Oh, they are pricey. More than two and a half times as expensive as the cheapest washer that you can find. Still… based on the reviews I read, I thought that it might be worth the price. When I make a purchase, I either buy cheap (and then I know that I am buying cheap) or buy quality. Now quality is not always available. And often, reputable brand names turn out to be just pretty labels attached to the same cheap, er, excrement that is sold under other names at half the price.

So Sunday, we went to see this washer in person, at a local appliance store that carries the brand. The comparison was convincing. The weight difference alone between the Speed Queen and other washers was revealing. And of course it was a top loader with mechanical controls, a rarity nowadays, but the kind of machine that is precisely my wife’s preference when washing freshly made wool hats, mittens and such in her own special way.

So we opted to buy the Speed Queen, and it was delivered earlier today. Installation was my job. It’s not very hard; you hook up the hot and cold water, install the drain hose, level the machine and power it up. It powered up nicely, and the first test wash went like a charm.

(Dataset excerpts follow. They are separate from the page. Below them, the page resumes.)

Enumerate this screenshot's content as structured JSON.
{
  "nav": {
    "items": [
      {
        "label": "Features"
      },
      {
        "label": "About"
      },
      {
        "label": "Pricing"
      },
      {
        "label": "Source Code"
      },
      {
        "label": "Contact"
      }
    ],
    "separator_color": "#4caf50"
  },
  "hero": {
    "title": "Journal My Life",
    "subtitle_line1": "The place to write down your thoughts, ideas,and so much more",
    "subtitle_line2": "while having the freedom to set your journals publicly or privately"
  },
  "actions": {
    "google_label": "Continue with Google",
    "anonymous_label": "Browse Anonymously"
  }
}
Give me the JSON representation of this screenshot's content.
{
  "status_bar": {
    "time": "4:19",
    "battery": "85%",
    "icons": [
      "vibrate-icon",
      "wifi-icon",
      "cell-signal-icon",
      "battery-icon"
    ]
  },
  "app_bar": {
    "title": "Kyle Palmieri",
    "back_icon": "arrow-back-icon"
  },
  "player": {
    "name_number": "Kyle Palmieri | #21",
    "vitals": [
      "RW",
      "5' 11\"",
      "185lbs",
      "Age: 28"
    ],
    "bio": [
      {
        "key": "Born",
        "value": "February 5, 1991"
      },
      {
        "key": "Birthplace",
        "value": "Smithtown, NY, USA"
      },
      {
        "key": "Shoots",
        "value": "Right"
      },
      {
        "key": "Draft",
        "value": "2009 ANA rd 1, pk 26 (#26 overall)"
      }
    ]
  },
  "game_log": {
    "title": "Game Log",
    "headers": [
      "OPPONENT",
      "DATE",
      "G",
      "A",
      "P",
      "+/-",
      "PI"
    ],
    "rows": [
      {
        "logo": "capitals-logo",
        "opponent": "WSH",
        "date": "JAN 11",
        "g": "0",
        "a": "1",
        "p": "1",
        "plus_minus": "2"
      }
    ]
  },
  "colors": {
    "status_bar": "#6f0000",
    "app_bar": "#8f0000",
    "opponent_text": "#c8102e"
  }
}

So here we are, with a brand new, yet very conventional, high quality washer installed right next to a 35-year old clothes drier that still works reliably, and now that I cleaned it, looks almost new.

What can I say… apart from the damage to my wallet, it was a fun day. I am glad it happened now, not a few weeks ago when I was struggling to meet some deadlines, having freshly recovered from the flu.

Will this machine last 35 years? Who knows. But I certainly hope that we won’t have to worry about buying another washer for a long time to come.

Oh, and the package contained an interesting surprise: An order sheet for the parts manual and service manual for this model. I think I will buy those. I hope the machine will never need repairs, but if it does and it’s no longer under warranty, maybe I can fix it. Often the hardest bit is knowing what to do, and that’s where a factory service manual can be of immense help.